4

I want make value of TEXT field unique in my MySQL table.

After small research I discovered that everybody are discouraging using UNIQUE INDEX on TEXT fields, due to performance issues. What I want to use now is:

1) create another field to contain hash of TEXT value (md5(text_value))

2) make this hash field UNIQUE index

3) use INSERT IGNORE in queries

Is this solution complete, secure and optimal? (found it on SO)

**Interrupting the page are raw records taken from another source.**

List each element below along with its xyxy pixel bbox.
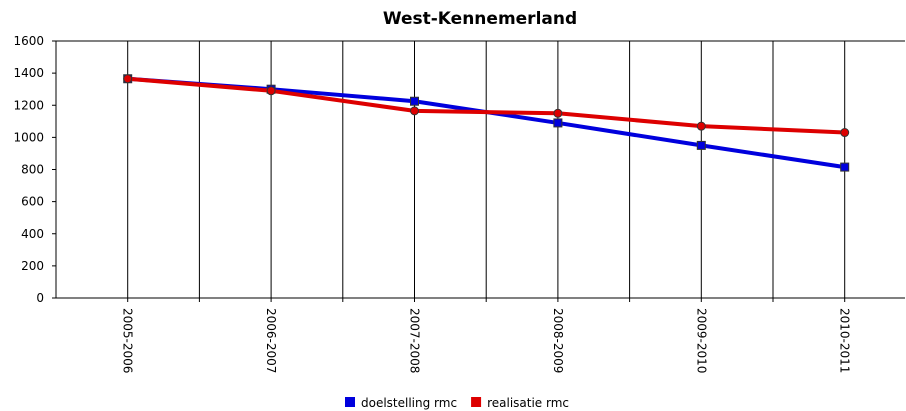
y-tick-label: 200 [21, 259, 44, 273]
point-marker [696, 140, 706, 150]
legend-label: realisatie rmc [487, 396, 569, 410]
point-marker [266, 86, 276, 96]
y-tick-label: 1200 [13, 98, 44, 112]
y-tick-label: 600 [21, 195, 44, 209]
point-marker [553, 108, 563, 118]
chart-title: West-Kennemerland [383, 9, 577, 29]
y-tick-label: 1600 [13, 34, 44, 48]
x-tick-label: 2005-2006 [121, 308, 135, 373]
series-line [127, 76, 845, 135]
x-tick-label: 2006-2007 [264, 308, 278, 373]
y-tick-label: 800 [21, 163, 44, 177]
x-tick-label: 2010-2011 [838, 308, 852, 373]
legend-swatch [345, 397, 355, 407]
point-marker [553, 118, 563, 128]
x-tick-label: 2007-2008 [408, 308, 422, 373]
x-tick-label: 2009-2010 [694, 308, 708, 373]
x-tick-label: 2008-2009 [551, 308, 565, 373]
y-tick-label: 400 [21, 227, 44, 241]
point-marker [410, 96, 419, 106]
y-tick-label: 1400 [13, 66, 44, 80]
legend-swatch [471, 397, 482, 407]
legend-label: doelstelling rmc [361, 396, 457, 410]
point-marker [840, 128, 850, 138]
point-marker [123, 74, 133, 84]
point-marker [840, 162, 850, 172]
y-tick-label: 0 [36, 291, 44, 305]
point-marker [410, 106, 419, 116]
y-tick-label: 1000 [13, 130, 44, 144]
point-marker [696, 121, 706, 131]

Is there a better way of achiving this goal?

Gury Max
  • 161
  • 2
  • 14
  • 1
    Use `VARCHAR(32)` OR `CHAR(32)` See other topic : http://stackoverflow.com/questions/247304/mysql-what-data-type-to-use-for-hashed-password-field-and-what-length You can make this field UNIQUE and whatever you wan't. – JoDev Mar 08 '13 at 13:24
  • 1
    Seems a good task for a trigger. See http://dev.mysql.com/doc/refman/5.0/en/create-trigger.html – Ghigo Mar 08 '13 at 13:27
  • If you'd do what you suggest above, you'd only do manually what MySQL would do if you created a UNIQUE index employing HASHes. And most probably it wouldn't be as fast. – 0xCAFEBABE Mar 08 '13 at 14:25
  • @0xCAFEBABE Thanks for pointing it out. Do you have any other idea how to solve this? – Gury Max Mar 08 '13 at 14:43
  • Bear in mind that two TEXT fields which differ only by the number of trailing spaces will general unique hashes but a unique index on the TEXT field itself would throw duplicate-key errors. – APC Mar 09 '13 at 20:55
  • @APC I'm not sure I follow. You mean that I shouldn't create this hash field with UNIQUE index? – Gury Max Mar 10 '13 at 11:42
  • What I mean is, these two strings will generate unique hashes: "This is some text." and "This is some text. ". I don't think that fits any reasonable definitive of *unique text*. However, only you know the actual business rules you're trying to enforce, so maybe it will be okay. – APC Mar 10 '13 at 11:47

2 Answers2

3

As I was asked in the comments how I would solve this, I'll write it as a response.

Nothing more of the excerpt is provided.